The language of political debate has been turned completely upside down. Progressives are regressive; liberals are illiberal; democrats actively campaign against democracy. Extremists are people who respect referendum results; moderates wish to overturn them. Those that supposedly want change, such as those on the march, are in reality the most vehemently opposed to it.
Sandals were donned. Cardboard placards, sporting such witty and persuasive slogans as “Bollocks to Brexit” and “Save Our Star”, were brandished enthusiastically. A pathetic blimp was launched. There were laughs, tears, and 5 quid a throw Pret sandwiches. And barely anyone took the tiniest bit of notice.

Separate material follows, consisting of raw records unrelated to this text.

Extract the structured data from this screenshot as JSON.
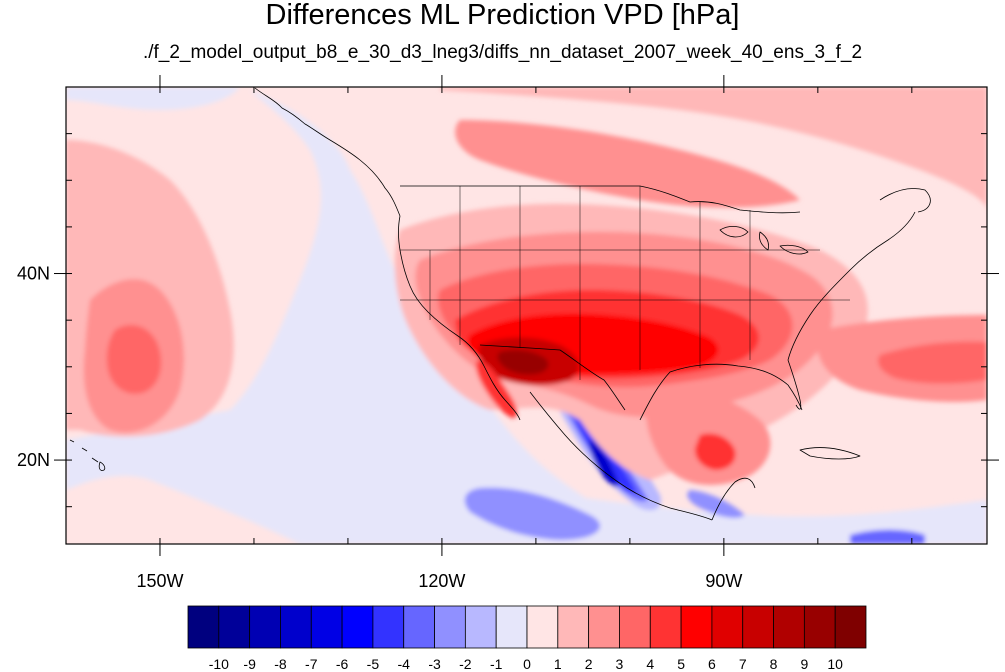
{
  "header": {
    "title": "Differences ML Prediction VPD [hPa]",
    "subtitle": "./f_2_model_output_b8_e_30_d3_lneg3/diffs_nn_dataset_2007_week_40_ens_3_f_2"
  },
  "map": {
    "region": "North America / eastern Pacific",
    "lon_range": [
      -160,
      -62
    ],
    "lat_range": [
      11,
      60
    ],
    "x_ticks": [
      {
        "lon": -150,
        "label": "150W"
      },
      {
        "lon": -120,
        "label": "120W"
      },
      {
        "lon": -90,
        "label": "90W"
      }
    ],
    "y_ticks": [
      {
        "lat": 40,
        "label": "40N"
      },
      {
        "lat": 20,
        "label": "20N"
      }
    ],
    "minor_lon_step": 10,
    "minor_lat_step": 5
  },
  "colorbar": {
    "labels": [
      "-10",
      "-9",
      "-8",
      "-7",
      "-6",
      "-5",
      "-4",
      "-3",
      "-2",
      "-1",
      "0",
      "1",
      "2",
      "3",
      "4",
      "5",
      "6",
      "7",
      "8",
      "9",
      "10"
    ],
    "colors": [
      "#00007f",
      "#000099",
      "#0000b3",
      "#0000cc",
      "#0000e5",
      "#0000ff",
      "#3333ff",
      "#6666ff",
      "#9090ff",
      "#b8b8ff",
      "#e6e6fa",
      "#ffe5e5",
      "#ffb8b8",
      "#ff9090",
      "#ff6666",
      "#ff3333",
      "#ff0000",
      "#e00000",
      "#c80000",
      "#b00000",
      "#980000",
      "#7f0000"
    ]
  }
}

I have always thought Brexit would happen and the howls of pain from the sliver of the populous represented on these marches were simply complicating and delaying the process, rather than contributing in any meaningful way to reversing it. May’s gloomy and incompetent government created a vacuum which these protesters, overwhelmingly represented in Parliament and the media, could fill. It’s been annoying and unedifying, and has stoked a divisive and angry atmosphere which we don’t need.
But the thing is: it’s over. Even the Financial Times, hardly a bastion of impartiality, has admitted it. Remain has lost. We will be leaving the European Union and the only question left is precisely how.
Boris Johnson – overwhelmingly the favourite to succeed Theresa May as Prime Minister – has pinned his entire Premiership on delivering Brexit, and deliver it he must. May’s Withdrawal Agreement will be binned. If Brussels won’t come to the table, we will exit on No Deal.
Parliament could choose to help the new Prime Minister. A Parliament that signals it is ready to unite and deliver on its promises would strengthen his hand. But it isn’t actually necessary. No Deal is the default. It is, if terms for something preferable can’t be reached, inevitable.
Remainers can, even at this late hour, accept defeat with a little grace, and help ensure a positive Brexit. Or they can sit and sulk and cause trouble. They cannot, however, win. Brexit is happening. Change – real change – is happening. And that, for the rest us, should be ample cause to celebrate.